È solo la fine del mondo (2016): Recensione

È solo la fine del mondo (2016): Recensione

È solo la fine del mondo (titolo originale: Juste la fin du monde), recensione del film diretto da Xavier Dolan. Uscito nelle sale francesi il 21 Settembre 2016.

VOTO MALATI DI CINEMA 8 out of 10 stars (8 / 10)

Nel 2016 Xavier Dolan – noto anche come “l’enfant prodige” – incanta Cannes e si aggiudica il Grand Prix Speciale della Giuria con una pellicola basata sulla pièce teatrale “Juste la fin du monde” di Jean-Luc Lagarce.

È solo la fine del mondo è un ritratto famigliare, proprio uno di quelli che i reali del XIX secolo commissionavano ai più noti pittori dell’epoca con lo scopo di immortalare in una sintesi artistica l’affetto, i sentimenti e le emozioni di una famiglia. Ancora, è una vista privilegiata sull’andirivieni di vite e sui moti sentimentali che ne scaturiscono.
“Esiste una serie di motivazioni che ci appartengono, che riguardano soltanto noi e che ci spingono a volte a partire senza voltarci indietro. Allo stesso modo esiste una varietà altrettanto grande di motivazioni che ci spingono a tornare.”
Un monologo apre il sipario sulla famiglia di Louis, composta da persone che non si sono mai comprese l’una con l’altra, e che tuttavia pretendono, in nome del vincolo di sangue, di essere viste e in qualche modo legittimate.
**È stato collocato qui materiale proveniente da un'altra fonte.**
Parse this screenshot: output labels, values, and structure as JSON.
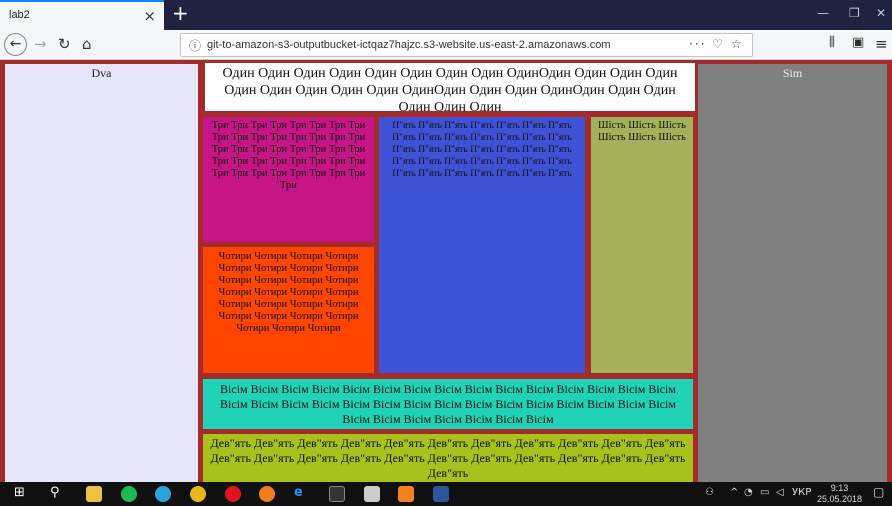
{
  "browser": {
    "tab_title": "lab2",
    "tab_close": "×",
    "new_tab": "+",
    "url": "git-to-amazon-s3-outputbucket-ictqaz7hajzc.s3-website.us-east-2.amazonaws.com",
    "url_actions": "··· ♡ ☆"
  },
  "page": {
    "dva": "Dva",
    "sim": "Sim",
    "odin": "Один Один Один Один Один Один Один Один ОдинОдин Один Один Один Один Один Один Один Один ОдинОдин Один Один ОдинОдин Один Один Один Один Один",
    "tri": "Три Три Три Три Три Три Три Три Три Три Три Три Три Три Три Три Три Три Три Три Три Три Три Три Три Три Три Три Три Три Три Три Три Три Три Три Три Три Три Три Три",
    "chotyry": "Чотири Чотири Чотири Чотири Чотири Чотири Чотири Чотири Чотири Чотири Чотири Чотири Чотири Чотири Чотири Чотири Чотири Чотири Чотири Чотири Чотири Чотири Чотири Чотири Чотири Чотири Чотири",
    "piat": "П\"ять П\"ять П\"ять П\"ять П\"ять П\"ять П\"ять П\"ять П\"ять П\"ять П\"ять П\"ять П\"ять П\"ять П\"ять П\"ять П\"ять П\"ять П\"ять П\"ять П\"ять П\"ять П\"ять П\"ять П\"ять П\"ять П\"ять П\"ять П\"ять П\"ять П\"ять П\"ять П\"ять П\"ять П\"ять",
    "shist": "Шість Шість Шість Шість Шість Шість",
    "visim": "Вісім Вісім Вісім Вісім Вісім Вісім Вісім Вісім Вісім Вісім Вісім Вісім Вісім Вісім Вісім Вісім Вісім Вісім Вісім Вісім Вісім Вісім Вісім Вісім Вісім Вісім Вісім Вісім Вісім Вісім Вісім Вісім Вісім Вісім Вісім Вісім Вісім",
    "deviat": "Дев\"ять Дев\"ять Дев\"ять Дев\"ять Дев\"ять Дев\"ять Дев\"ять Дев\"ять Дев\"ять Дев\"ять Дев\"ять Дев\"ять Дев\"ять Дев\"ять Дев\"ять Дев\"ять Дев\"ять Дев\"ять Дев\"ять Дев\"ять Дев\"ять Дев\"ять Дев\"ять"
  },
  "taskbar": {
    "lang": "УКР",
    "time": "9:13",
    "date": "25.05.2018"
  },
  "colors": {
    "page_border": "#a52a2a",
    "dva_bg": "#e6e6fa",
    "sim_bg": "#808080",
    "tri_bg": "#c71585",
    "chotyry_bg": "#ff4500",
    "piat_bg": "#3f51d4",
    "shist_bg": "#a4b05a",
    "visim_bg": "#20d2b6",
    "deviat_bg": "#a7c21c"
  }
}
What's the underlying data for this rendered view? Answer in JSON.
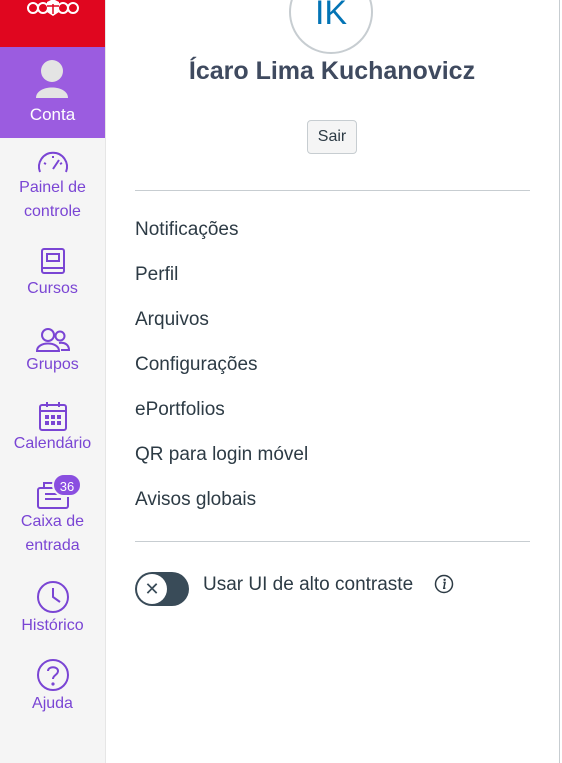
{
  "global_nav": {
    "account_label": "Conta",
    "items": [
      {
        "label_line1": "Painel de",
        "label_line2": "controle",
        "icon": "dashboard-icon"
      },
      {
        "label_line1": "Cursos",
        "icon": "courses-icon"
      },
      {
        "label_line1": "Grupos",
        "icon": "groups-icon"
      },
      {
        "label_line1": "Calendário",
        "icon": "calendar-icon"
      },
      {
        "label_line1": "Caixa de",
        "label_line2": "entrada",
        "icon": "inbox-icon",
        "badge": "36"
      },
      {
        "label_line1": "Histórico",
        "icon": "history-icon"
      },
      {
        "label_line1": "Ajuda",
        "icon": "help-icon"
      }
    ]
  },
  "tray": {
    "avatar_initials": "IK",
    "user_name": "Ícaro Lima Kuchanovicz",
    "logout_label": "Sair",
    "links": [
      "Notificações",
      "Perfil",
      "Arquivos",
      "Configurações",
      "ePortfolios",
      "QR para login móvel",
      "Avisos globais"
    ],
    "high_contrast_label": "Usar UI de alto contraste",
    "high_contrast_on": false
  },
  "colors": {
    "brand_red": "#e0061f",
    "accent_purple": "#9b5ce0",
    "nav_text": "#7a45d4",
    "text_dark": "#2d3b45"
  }
}
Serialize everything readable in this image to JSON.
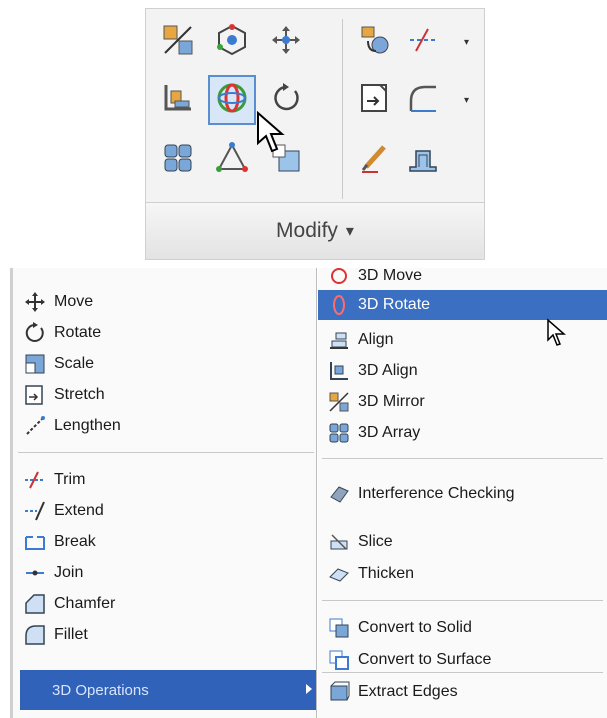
{
  "ribbon": {
    "panel_label": "Modify",
    "dropdown_glyph": "▾",
    "buttons": [
      {
        "name": "3d-mirror-icon"
      },
      {
        "name": "3d-orbit-icon"
      },
      {
        "name": "move-gizmo-icon"
      },
      {
        "name": "copy-rotate-icon"
      },
      {
        "name": "trim-icon"
      },
      {
        "name": "3d-align-icon"
      },
      {
        "name": "3d-rotate-icon"
      },
      {
        "name": "rotate-icon"
      },
      {
        "name": "stretch-icon"
      },
      {
        "name": "fillet-icon"
      },
      {
        "name": "3d-array-icon"
      },
      {
        "name": "3d-scale-icon"
      },
      {
        "name": "scale-gizmo-icon"
      },
      {
        "name": "edit-icon"
      },
      {
        "name": "thicken-icon"
      }
    ]
  },
  "menu": {
    "left": [
      {
        "label": "Move",
        "icon": "move-icon"
      },
      {
        "label": "Rotate",
        "icon": "rotate-icon"
      },
      {
        "label": "Scale",
        "icon": "scale-icon"
      },
      {
        "label": "Stretch",
        "icon": "stretch-icon"
      },
      {
        "label": "Lengthen",
        "icon": "lengthen-icon"
      },
      {
        "label": "Trim",
        "icon": "trim-icon"
      },
      {
        "label": "Extend",
        "icon": "extend-icon"
      },
      {
        "label": "Break",
        "icon": "break-icon"
      },
      {
        "label": "Join",
        "icon": "join-icon"
      },
      {
        "label": "Chamfer",
        "icon": "chamfer-icon"
      },
      {
        "label": "Fillet",
        "icon": "fillet-icon"
      },
      {
        "label": "3D Operations",
        "icon": ""
      }
    ],
    "right": [
      {
        "label": "3D Move",
        "icon": "3d-move-icon"
      },
      {
        "label": "3D Rotate",
        "icon": "3d-rotate-icon"
      },
      {
        "label": "Align",
        "icon": "align-icon"
      },
      {
        "label": "3D Align",
        "icon": "3d-align-icon"
      },
      {
        "label": "3D Mirror",
        "icon": "3d-mirror-icon"
      },
      {
        "label": "3D Array",
        "icon": "3d-array-icon"
      },
      {
        "label": "Interference Checking",
        "icon": "interference-icon"
      },
      {
        "label": "Slice",
        "icon": "slice-icon"
      },
      {
        "label": "Thicken",
        "icon": "thicken-icon"
      },
      {
        "label": "Convert to Solid",
        "icon": "convert-solid-icon"
      },
      {
        "label": "Convert to Surface",
        "icon": "convert-surface-icon"
      },
      {
        "label": "Extract Edges",
        "icon": "extract-edges-icon"
      }
    ]
  },
  "colors": {
    "highlight": "#3a6fc1",
    "selected_border": "#5a8ed0"
  }
}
Louis (Gaspard Ulliel) è il secondogenito e il preferito di tutti: il figlio e fratello lontano che scrive sceneggiature di mestiere e invia puntualmente cartoline ai famigliari.

Antoine è il maggiore, interpretato da un Vincent Cassel febbrile, turbolento e volgare.

Suzanne (Léa Seydoux) è la piccola di casa che ormai è abbastanza adulta da dover lottare con i suoi incubi e drammi del passato.

Marion Cotillard è Catherine, la moglie di Antoine, ultimo baluardo di equilibrio e senno in casa Knipper.

La padrona di casa è Martine (Nathalie Baye). Incarna la madre squilibrata, che vive ancorata a un passato che ha la forma di domeniche di gita in famiglia: siamo di fronte al suo personalissimo modo di rimettere insieme frammenti rotti e resti di un dolore che le impedisce di abbracciare chiunque, “tranne Louis”.

Infine c’è la casa, il piccolo paese alla fine del mondo, che è a tutti gli effetti un membro della famiglia. Uno spazio fisico e delimitato che contiene ricordi, perdite, gli ultimi filamenti di lacci che sono sul punto di cedere.

La regia e la fotografia collaborano sinergicamente in questa pellicola per costruire una grammatica visuale ed emotiva che diventa linguaggio, colma i silenzi, smentisce i fraintendimenti e traduce l’incomunicabilità del parentado.

La cinepresa di Dolan penetra, intriga, incalza i personaggi e vi si arresta alla distanza di pochi centimetrii: ne possiamo cogliere il più discreto dettaglio, interpretare le microespressioni e indagare l’emotività.
Oltre allo spazio, l’enfant prodige dimostra di saper comunicare sapientemente anche attraverso il tempo: l’espediente di un arco narrativo che dura quanto una domenica in famiglia scandisce i colori e il climax emotivo del film.
All’alba le emozioni si rilasciano, si accendono col salire del sole, poi tentennano e alla fine si incendiano assieme al tramonto. (Consiglio caldamente di prestare attenzione a questo climax durante la visione del lungometraggio, sarà una piacevole sorpresa per i sensi, ndr)

Il cast è misurato, le interpretazioni intense e i monologhi energici, onesti e funzionali. Gaspard Ulliel si è aggiudicato il Premio César nel 2017 con un numero davvero esiguo di battute: la sua prova attoriale si è piuttosto tenuta nel campo della recitazione non verbale. Hanno vinto il vigore del suo sguardo, l’annichilimento delle speranze che si spegnevano sul suo volto, la prossimità alla fine che si imprimeva sul suo corpo.

È solo la fine del mondo è un gioiellino della cinematografia intima, quella in cui si scoprono altarini, sentimenti e profondità taciute. Assolutamente da recuperare.